Blocking vs. Running

Friday November 04, 2011
I've heard tell of some confusion lately around what the term "non-blocking" means.  This isn't the first time I've tried to explain it, and it certainly won't be the last, but blogging is easier than the job Sisyphus got, so I can't complain.

A thread is blocking when it is performing an input or output operation that may take an unknown amount of time.  Crucially, a blocking thread is doing no useful work.  It is stuck, consuming resources - in particular, its thread stack, and its process table entry.  It is sucking up resources and getting nothing done.  These are resources that one can most definitely run out of, and are in fact artificially limited on most operating systems, because if one has too many of them, the system bogs down and becomes unusable.

A thread may also be "stuck" doing some computationally intensive work; performing a complex computation, and sucking up CPU cycles.  There is a very important distinction here, though.  If that thread is burning up CPU, it is getting work done.  It is computing.  This is why we have computers: to compute things.

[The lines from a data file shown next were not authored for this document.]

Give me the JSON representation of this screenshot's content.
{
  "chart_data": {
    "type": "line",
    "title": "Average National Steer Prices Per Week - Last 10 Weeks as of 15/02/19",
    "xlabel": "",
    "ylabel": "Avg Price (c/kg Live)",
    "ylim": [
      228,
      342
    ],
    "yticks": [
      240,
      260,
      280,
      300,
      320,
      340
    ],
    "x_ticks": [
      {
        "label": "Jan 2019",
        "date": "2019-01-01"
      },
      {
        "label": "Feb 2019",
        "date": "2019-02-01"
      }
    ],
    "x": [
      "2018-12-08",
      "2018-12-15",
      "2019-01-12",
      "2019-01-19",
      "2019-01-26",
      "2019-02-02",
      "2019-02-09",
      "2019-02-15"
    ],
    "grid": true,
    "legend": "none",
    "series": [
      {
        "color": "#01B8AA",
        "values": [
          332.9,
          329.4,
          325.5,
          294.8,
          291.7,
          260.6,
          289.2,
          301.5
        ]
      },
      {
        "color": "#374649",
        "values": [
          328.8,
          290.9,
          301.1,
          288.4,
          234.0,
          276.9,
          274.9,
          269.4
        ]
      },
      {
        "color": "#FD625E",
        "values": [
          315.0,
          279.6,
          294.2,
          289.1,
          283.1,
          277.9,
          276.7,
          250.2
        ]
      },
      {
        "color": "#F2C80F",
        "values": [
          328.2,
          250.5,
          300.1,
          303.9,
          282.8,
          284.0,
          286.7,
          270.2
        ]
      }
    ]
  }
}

It is of course possible for a program to have a bug where a program goes into an infinite loop, or otherwise performs work on the CPU without actually getting anything useful to the user done, but if that's happening then the program is just buggy, or inefficient.  But such a program is not blocking: it might be "thrashing" or "stuck" or "broken", but "blocking" means something more specific: that the program is sitting around, doing nothing, while it is waiting for some other thing to get work done, and not doing any of its own.

A program written in an event-driven style may be busy as long as it needs to be, but that does not mean it is blocking.  Hence, event-driven and non-blocking are synonyms.

Furthermore, non-blocking doesn't necessarily mean single-process.  Twisted is non-blocking, for example, but it has a sophisticated facility for starting, controlling and stopping other processes.  Information about changes to those processes is represented as plain old events, making it reasonably easy to fold the results of computation in another process back into the main one.

If you need to perform a lengthy computation in an event-driven program, that does not mean you need to stop the world in order to do it.  It doesn't mean that you need to give up on the relatively simple execution model of an event loop for a mess of threads, either.  Just ask another process to do the work, and handle the result of that work as just another event.